To powód do dumy, szczególnie dla gdyńskich i kosakowskich krwiodawców. To również wyraz współpracy dwóch samorządów - Gdynia i Gmina Kosakowo. Dziękujemy za wspaniałą społeczną inicjatywę i wnioski, które złożył Julian Aleksander Michaś - prezes Rady Głównej Stowarzyszenie Honorowych Dawców Krwi Rzeczypospolitej Polskiej aby nadać temu rondu nazwę Rondo Honorowych Krwiodawców. Po raz pierwszy w życiu krew oddałem zaraz po swoich 18. urodzinach, podczas zbiórki krwi w IX Liceum Ogólnokształcące w Gdyni.
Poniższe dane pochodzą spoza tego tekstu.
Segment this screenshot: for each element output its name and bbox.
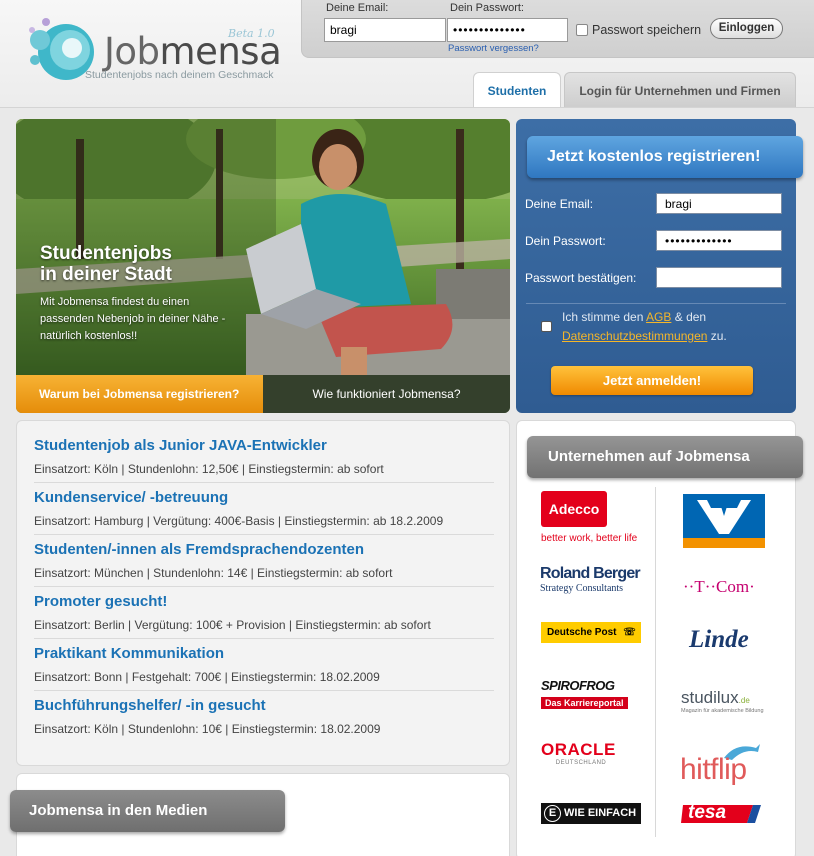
job-title-link[interactable]: Praktikant Kommunikation bbox=[34, 645, 224, 662]
job-meta: Einsatzort: Köln | Stundenlohn: 10€ | Ei… bbox=[34, 722, 381, 736]
login-password-label: Dein Passwort: bbox=[450, 2, 524, 14]
terms-checkbox[interactable] bbox=[541, 321, 552, 332]
eplus-logo[interactable]: E WIE EINFACH bbox=[541, 803, 641, 824]
tab-students[interactable]: Studenten bbox=[473, 72, 561, 108]
remember-password-checkbox[interactable] bbox=[576, 24, 588, 36]
register-password-label: Dein Passwort: bbox=[525, 234, 606, 248]
list-item[interactable]: Studenten/-innen als Fremdsprachendozent… bbox=[34, 535, 494, 587]
eplus-e-icon: E bbox=[544, 805, 561, 822]
oracle-logo[interactable]: ORACLE DEUTSCHLAND bbox=[541, 740, 641, 770]
roland-berger-logo[interactable]: Roland Berger Strategy Consultants bbox=[540, 565, 652, 597]
hitflip-logo[interactable]: hitflip bbox=[680, 740, 775, 788]
login-email-label: Deine Email: bbox=[326, 2, 389, 14]
hero-title: Studentenjobs in deiner Stadt bbox=[40, 243, 172, 285]
register-submit-button[interactable]: Jetzt anmelden! bbox=[551, 366, 753, 395]
volksbank-logo[interactable] bbox=[683, 494, 765, 548]
hero-text: Mit Jobmensa findest du einen passenden … bbox=[40, 296, 226, 342]
deutsche-post-logo[interactable]: Deutsche Post ☏ bbox=[541, 622, 641, 643]
job-meta: Einsatzort: Berlin | Vergütung: 100€ + P… bbox=[34, 618, 431, 632]
list-item[interactable]: Kundenservice/ -betreuung Einsatzort: Ha… bbox=[34, 483, 494, 535]
job-title-link[interactable]: Buchführungshelfer/ -in gesucht bbox=[34, 697, 266, 714]
hero-banner: Studentenjobs in deiner Stadt Mit Jobmen… bbox=[16, 119, 510, 413]
linde-logo[interactable]: Linde bbox=[689, 626, 779, 654]
register-email-input[interactable] bbox=[656, 193, 782, 214]
companies-banner: Unternehmen auf Jobmensa bbox=[527, 436, 803, 478]
login-password-input[interactable] bbox=[447, 18, 568, 42]
job-title-link[interactable]: Promoter gesucht! bbox=[34, 593, 167, 610]
terms-text: Ich stimme den AGB & den Datenschutzbest… bbox=[562, 310, 727, 343]
tcom-logo[interactable]: ··T··Com· bbox=[683, 577, 783, 599]
tesa-logo[interactable]: tesa bbox=[681, 802, 761, 825]
why-register-button[interactable]: Warum bei Jobmensa registrieren? bbox=[16, 375, 263, 413]
job-title-link[interactable]: Studenten/-innen als Fremdsprachendozent… bbox=[34, 541, 364, 558]
job-list: Studentenjob als Junior JAVA-Entwickler … bbox=[16, 420, 510, 766]
logo-tagline: Studentenjobs nach deinem Geschmack bbox=[85, 69, 274, 81]
list-item[interactable]: Studentenjob als Junior JAVA-Entwickler … bbox=[34, 431, 494, 483]
media-banner: Jobmensa in den Medien bbox=[10, 790, 285, 832]
remember-password-label: Passwort speichern bbox=[592, 23, 702, 37]
job-title-link[interactable]: Studentenjob als Junior JAVA-Entwickler bbox=[34, 437, 327, 454]
register-banner: Jetzt kostenlos registrieren! bbox=[527, 136, 803, 178]
register-confirm-input[interactable] bbox=[656, 267, 782, 288]
list-item[interactable]: Praktikant Kommunikation Einsatzort: Bon… bbox=[34, 639, 494, 691]
companies-divider bbox=[655, 487, 656, 837]
forgot-password-link[interactable]: Passwort vergessen? bbox=[448, 43, 539, 54]
spirofrog-logo[interactable]: SPIROFROG Das Karriereportal bbox=[541, 678, 631, 709]
agb-link[interactable]: AGB bbox=[646, 310, 671, 324]
register-divider bbox=[526, 303, 786, 304]
privacy-link[interactable]: Datenschutzbestimmungen bbox=[562, 329, 707, 343]
header-divider bbox=[0, 107, 814, 108]
job-title-link[interactable]: Kundenservice/ -betreuung bbox=[34, 489, 228, 506]
list-item[interactable]: Buchführungshelfer/ -in gesucht Einsatzo… bbox=[34, 691, 494, 743]
login-email-input[interactable] bbox=[324, 18, 446, 42]
post-horn-icon: ☏ bbox=[623, 627, 636, 638]
job-meta: Einsatzort: Köln | Stundenlohn: 12,50€ |… bbox=[34, 462, 384, 476]
register-password-input[interactable] bbox=[656, 230, 782, 251]
logo-beta-label: Beta 1.0 bbox=[228, 27, 275, 40]
header: Jobmensa Beta 1.0 Studentenjobs nach dei… bbox=[0, 0, 814, 108]
volksbank-mark-icon bbox=[683, 500, 765, 548]
job-meta: Einsatzort: Hamburg | Vergütung: 400€-Ba… bbox=[34, 514, 444, 528]
register-email-label: Deine Email: bbox=[525, 197, 594, 211]
jobmensa-logo[interactable]: Jobmensa Beta 1.0 Studentenjobs nach dei… bbox=[26, 14, 286, 86]
login-button[interactable]: Einloggen bbox=[710, 18, 783, 39]
job-meta: Einsatzort: München | Stundenlohn: 14€ |… bbox=[34, 566, 393, 580]
tab-company-login[interactable]: Login für Unternehmen und Firmen bbox=[564, 72, 796, 108]
studilux-logo[interactable]: studilux.de Magazin für akademische Bild… bbox=[681, 688, 776, 718]
adecco-logo[interactable]: Adecco better work, better life bbox=[541, 491, 653, 551]
login-bar: Deine Email: Dein Passwort: Passwort ver… bbox=[301, 0, 814, 58]
how-it-works-button[interactable]: Wie funktioniert Jobmensa? bbox=[263, 375, 510, 413]
register-confirm-label: Passwort bestätigen: bbox=[525, 271, 637, 285]
job-meta: Einsatzort: Bonn | Festgehalt: 700€ | Ei… bbox=[34, 670, 380, 684]
list-item[interactable]: Promoter gesucht! Einsatzort: Berlin | V… bbox=[34, 587, 494, 639]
Od tego czasu robię to regularnie. Krwi nie można wyprodukować. Krwią można się tylko podzielić. Dzielmy się tym bezcennym darem, który ratuje życie!
Joanna Zielińska Przewodnicząca Rady Miasta Gdyni - to inicjatywa Juliana Aleksandra Michaś spowodowała, że Rady Kosakowa i Gdyni podjęły uchwały o nadaniu rondu nazwy Honorowych Dawców Krwi. To ważna forma propagowania honorowego krwiodawstwa. Cieszę się, że mając grupę B rh- mogłam dzielić się z potrzebującymi, w moje ślady poszła Kasia, która ma taką samą grupę krwi i już dobrze ponad 13 litrów oddanych.
Jest to wspólna inicjatywa gminy Kosakowo i miasta Gdynia na wniosek Prezesa Stowarzyszenia Honorowych Dawców Krwi Rzeczypospolitej Polskiej powiedział wójt gminy Kosakowa Marcin Majek. Dziś w Pogórzu spotkali się przedstawiciele dwóch gmin Kosakowa i Miasta Gdynia, aby oficjalnie zainaugurować nadanie nazwy rondu znajdującemu się na styku dwóch samorządów: Rondo Honorowych Krwiodawców. Nie ma cenniejszego daru jaki jeden człowiek może przekazać drugiemu, żeby pomóc ratować zdrowie i życie. Jest to wielki ukłon dla naszych kochanych krwiodawców.